00:08Ma anche quest'anno il mondo arriva questa notte profondamente ferito.
00:11Secondo le Nazioni Unite, nel corso del 2024 e del 2025 i conflitti armati nel mondo hanno provocato decine di migliaia di vittime civili, con un aumento significativo rispetto agli anni precedenti.
00:22Solo nel 2024 l'ONU stima che oltre 48.000 persone, in gran parte civili, siano state uccise nei conflitti, mentre i feriti sono stati molti di più, soprattutto nelle aree urbane colpite da bombardamenti e armi esplosive.
00:35Nel 2025 la tendenza non si è invertita.
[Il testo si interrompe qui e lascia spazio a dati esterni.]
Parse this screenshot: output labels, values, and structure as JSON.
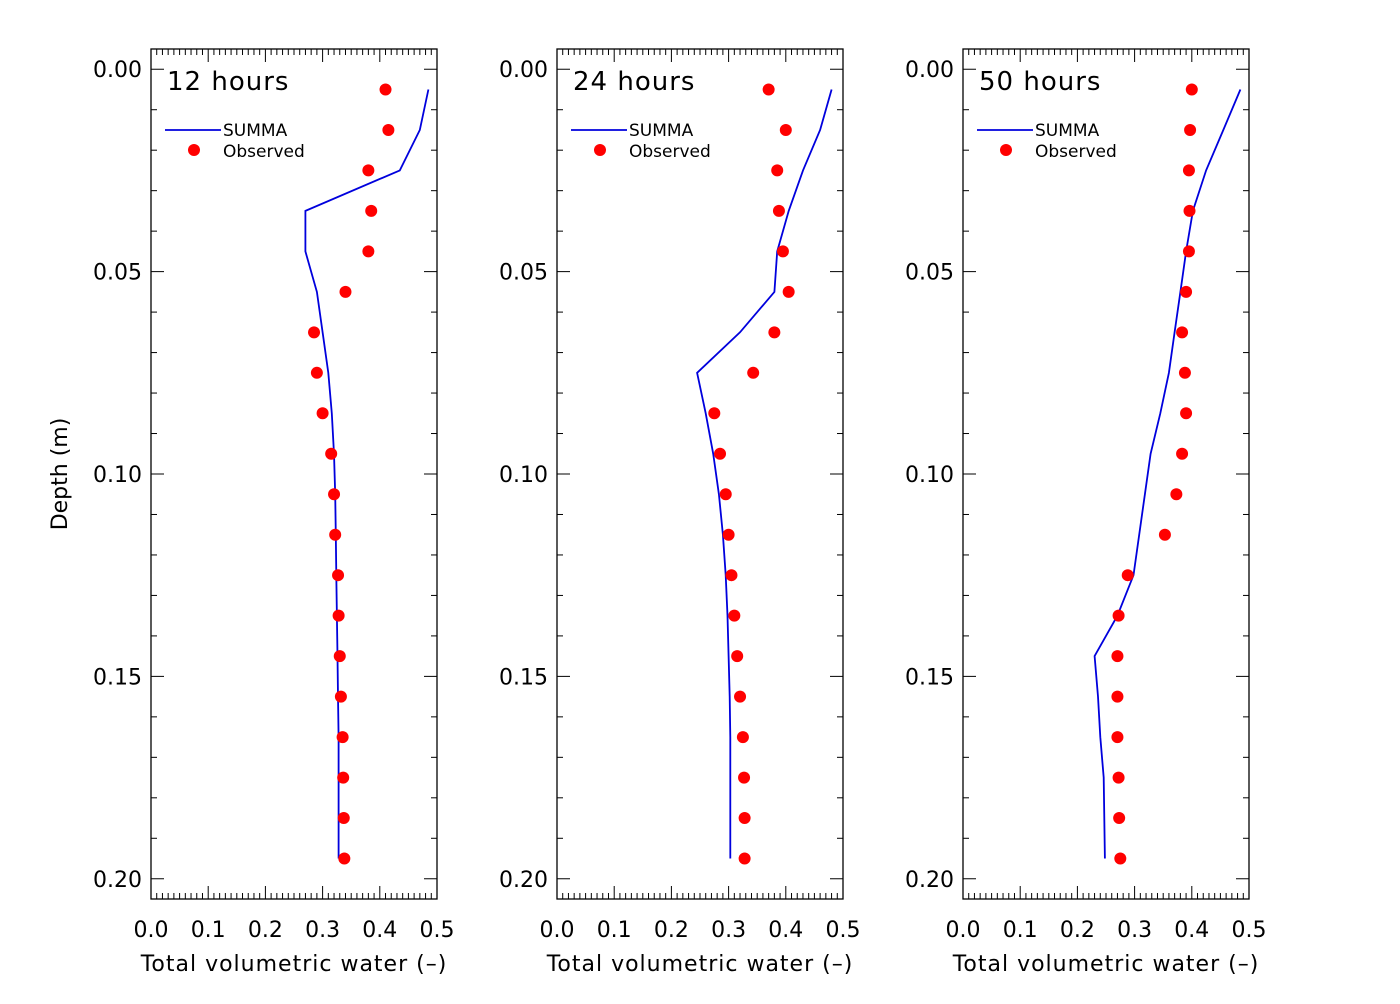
{
  "chart_data": [
    {
      "type": "line",
      "title": "12 hours",
      "xlabel": "Total volumetric water (–)",
      "ylabel": "Depth (m)",
      "xlim": [
        0.0,
        0.5
      ],
      "ylim": [
        0.205,
        -0.005
      ],
      "xticks": [
        "0.0",
        "0.1",
        "0.2",
        "0.3",
        "0.4",
        "0.5"
      ],
      "yticks": [
        "0.00",
        "0.05",
        "0.10",
        "0.15",
        "0.20"
      ],
      "legend": [
        "SUMMA",
        "Observed"
      ],
      "series": [
        {
          "name": "SUMMA",
          "kind": "line",
          "color": "#0000dd",
          "x": [
            0.485,
            0.47,
            0.435,
            0.27,
            0.27,
            0.29,
            0.3,
            0.31,
            0.316,
            0.32,
            0.322,
            0.323,
            0.324,
            0.325,
            0.326,
            0.327,
            0.328,
            0.328,
            0.328
          ],
          "y": [
            0.005,
            0.015,
            0.025,
            0.035,
            0.045,
            0.055,
            0.065,
            0.075,
            0.085,
            0.095,
            0.105,
            0.115,
            0.125,
            0.135,
            0.145,
            0.155,
            0.165,
            0.175,
            0.195
          ]
        },
        {
          "name": "Observed",
          "kind": "points",
          "color": "#ff0000",
          "x": [
            0.41,
            0.415,
            0.38,
            0.385,
            0.38,
            0.34,
            0.285,
            0.29,
            0.3,
            0.315,
            0.32,
            0.322,
            0.327,
            0.328,
            0.33,
            0.332,
            0.335,
            0.336,
            0.337,
            0.338
          ],
          "y": [
            0.005,
            0.015,
            0.025,
            0.035,
            0.045,
            0.055,
            0.065,
            0.075,
            0.085,
            0.095,
            0.105,
            0.115,
            0.125,
            0.135,
            0.145,
            0.155,
            0.165,
            0.175,
            0.185,
            0.195
          ]
        }
      ]
    },
    {
      "type": "line",
      "title": "24 hours",
      "xlabel": "Total volumetric water (–)",
      "ylabel": "",
      "xlim": [
        0.0,
        0.5
      ],
      "ylim": [
        0.205,
        -0.005
      ],
      "xticks": [
        "0.0",
        "0.1",
        "0.2",
        "0.3",
        "0.4",
        "0.5"
      ],
      "yticks": [
        "0.00",
        "0.05",
        "0.10",
        "0.15",
        "0.20"
      ],
      "legend": [
        "SUMMA",
        "Observed"
      ],
      "series": [
        {
          "name": "SUMMA",
          "kind": "line",
          "color": "#0000dd",
          "x": [
            0.48,
            0.46,
            0.43,
            0.405,
            0.385,
            0.38,
            0.32,
            0.245,
            0.26,
            0.273,
            0.283,
            0.29,
            0.295,
            0.298,
            0.3,
            0.302,
            0.303,
            0.303
          ],
          "y": [
            0.005,
            0.015,
            0.025,
            0.035,
            0.045,
            0.055,
            0.065,
            0.075,
            0.085,
            0.095,
            0.105,
            0.115,
            0.125,
            0.135,
            0.145,
            0.155,
            0.165,
            0.195
          ]
        },
        {
          "name": "Observed",
          "kind": "points",
          "color": "#ff0000",
          "x": [
            0.37,
            0.4,
            0.385,
            0.388,
            0.395,
            0.405,
            0.38,
            0.343,
            0.275,
            0.285,
            0.295,
            0.3,
            0.305,
            0.31,
            0.315,
            0.32,
            0.325,
            0.327,
            0.328,
            0.328
          ],
          "y": [
            0.005,
            0.015,
            0.025,
            0.035,
            0.045,
            0.055,
            0.065,
            0.075,
            0.085,
            0.095,
            0.105,
            0.115,
            0.125,
            0.135,
            0.145,
            0.155,
            0.165,
            0.175,
            0.185,
            0.195
          ]
        }
      ]
    },
    {
      "type": "line",
      "title": "50 hours",
      "xlabel": "Total volumetric water (–)",
      "ylabel": "",
      "xlim": [
        0.0,
        0.5
      ],
      "ylim": [
        0.205,
        -0.005
      ],
      "xticks": [
        "0.0",
        "0.1",
        "0.2",
        "0.3",
        "0.4",
        "0.5"
      ],
      "yticks": [
        "0.00",
        "0.05",
        "0.10",
        "0.15",
        "0.20"
      ],
      "legend": [
        "SUMMA",
        "Observed"
      ],
      "series": [
        {
          "name": "SUMMA",
          "kind": "line",
          "color": "#0000dd",
          "x": [
            0.485,
            0.455,
            0.425,
            0.402,
            0.39,
            0.38,
            0.37,
            0.36,
            0.345,
            0.328,
            0.318,
            0.308,
            0.298,
            0.27,
            0.23,
            0.236,
            0.24,
            0.246,
            0.248
          ],
          "y": [
            0.005,
            0.015,
            0.025,
            0.035,
            0.045,
            0.055,
            0.065,
            0.075,
            0.085,
            0.095,
            0.105,
            0.115,
            0.125,
            0.135,
            0.145,
            0.155,
            0.165,
            0.175,
            0.195
          ]
        },
        {
          "name": "Observed",
          "kind": "points",
          "color": "#ff0000",
          "x": [
            0.4,
            0.397,
            0.395,
            0.396,
            0.395,
            0.39,
            0.383,
            0.388,
            0.39,
            0.383,
            0.373,
            0.353,
            0.288,
            0.272,
            0.27,
            0.27,
            0.27,
            0.272,
            0.273,
            0.275
          ],
          "y": [
            0.005,
            0.015,
            0.025,
            0.035,
            0.045,
            0.055,
            0.065,
            0.075,
            0.085,
            0.095,
            0.105,
            0.115,
            0.125,
            0.135,
            0.145,
            0.155,
            0.165,
            0.175,
            0.185,
            0.195
          ]
        }
      ]
    }
  ]
}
In Ucraina, in Medio Oriente, in Sudan e in altre zone di crisi continuano a morire civili, famiglie, bambini, spesso lontani dai fronti ma al centro della violenza e della guerra.
00:47E mentre guardiamo queste immagini, anche nel nostro paese il Natale arriva per molti in condizioni di difficoltà.
00:53In Italia, secondo gli ultimi dati dell'Istat, oltre 5 milioni e 700 mila persone vivono in povertà assoluta, quasi una su dieci.
01:00Sono più di 2 milioni le famiglie che non riescono a sostenere le spese essenziali per una vita dignitosa e tra loro ci sono oltre un milione di minori, bambini e ragazzi, che affrontano la vigilia senza certezze, senza sicurezza, spesso senza prospettive.
01:14E' in questo contesto che la vigilia di Natale torna a interrogarci, perché il Natale nasce proprio così, lontano dai palazzi e ai margini della storia tra gli ultimi.
01:23Non promette soluzioni immediate né cancella il dolore, ma ricorda che anche nel buio più fitto una luce può ancora accendersi.
01:30E' una speranza fragile ma necessaria, che chiede a ciascuno, anche qui, di non smettere di restare umano.